In your predict call you need the type="response" argument set. As per the documentation it returns the fitted probabilities.
pred = predict(fit, s='lambda.min', newx=x_test, type="response")
Also, if you are just wanted the classification labels you can use type="class"
unfortunately I have problems using predict() in the following simple example:
library(e1071)
x <- c(1:10)
y <- c(0,0,0,0,1,0,1,1,1,1)
test <- c(11:15)
mod <- svm(y ~ x, kernel = "linear", gamma = 1, cost = 2, type="C-classification")
predict(mod, newdata = test)
The result is as follows:
> predict(mod, newdata = test)
1 2 3 4 <NA> <NA> <NA> <NA> <NA> <NA>
0 0 0 0 0 1 1 1 1 1
Can anybody explain why predict() only gives the fitted values of the training sample (x,y) and does not care about the test-data?
Thank you very much for your help!
Richard
It looks like this is because you misuse the formula interface to svm(). Normally, one supplies a data frame or similar object within which the variables in the formula are searched for. It usually doesn't matter if you don't do this, even if it is not best practice, but when you want to predict, not putting variables in a data frame gets you in a right mess. The reason it returns the training data is because you don't provide newdata an object with a component named x in it. Hence it can't find the new data x so returns the fitted values. This is common for most R predict methods I know.
The solution then is to i) put your training data in a data frame and pass svm this as the data argument, and ii) supply a new data frame containing x (from test) to predict().
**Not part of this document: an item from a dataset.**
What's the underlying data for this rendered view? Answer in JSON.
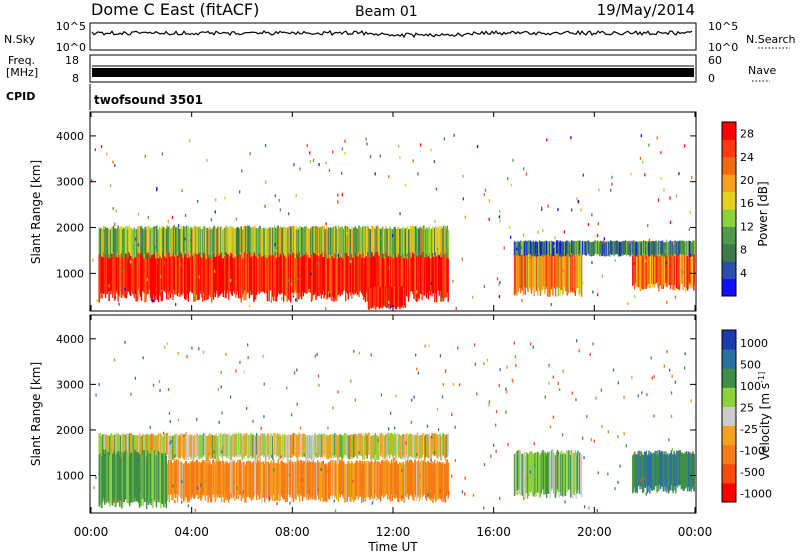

E.g.:
> DF <- data.frame(x = x, y = y)
> mod <- svm(y ~ x, data = DF, kernel = "linear", gamma = 1, cost = 2,
+ type="C-classification")
> predict(mod, newdata = data.frame(x = test))
1 2 3 4 5
1 1 1 1 1
Levels: 0 1
You need newdata to be of the same form, ie using a data.frame helps:
R> library(e1071)
Loading required package: class
R> df <- data.frame(x=1:10, y=sample(c(0,1), 10, rep=TRUE))
R> mod <- svm(y ~ x, kernel = "linear", gamma = 1,
+ cost = 2, type="C-classification", data=df)
R> newdf <- data.frame(x=11:15)
R> predict(mod, newdata=newdf)
1 2 3 4 5
0 0 0 0 0
Levels: 0 1
R>
By the way, this is also shown the help page for svm():
## density-estimation
# create 2-dim. normal with rho=0:
X <- data.frame(a = rnorm(1000), b = rnorm(1000))
attach(X)
# traditional way:
m <- svm(X, gamma = 0.1)
# formula interface:
m <- svm(~., data = X, gamma = 0.1)
# or:
m <- svm(~ a + b, gamma = 0.1)
# test:
newdata <- data.frame(a = c(0, 4), b = c(0, 4))
predict (m, newdata)
So in sum, use the formula interface and supply a data.frame --- that is how essentially all modeling functions in R work.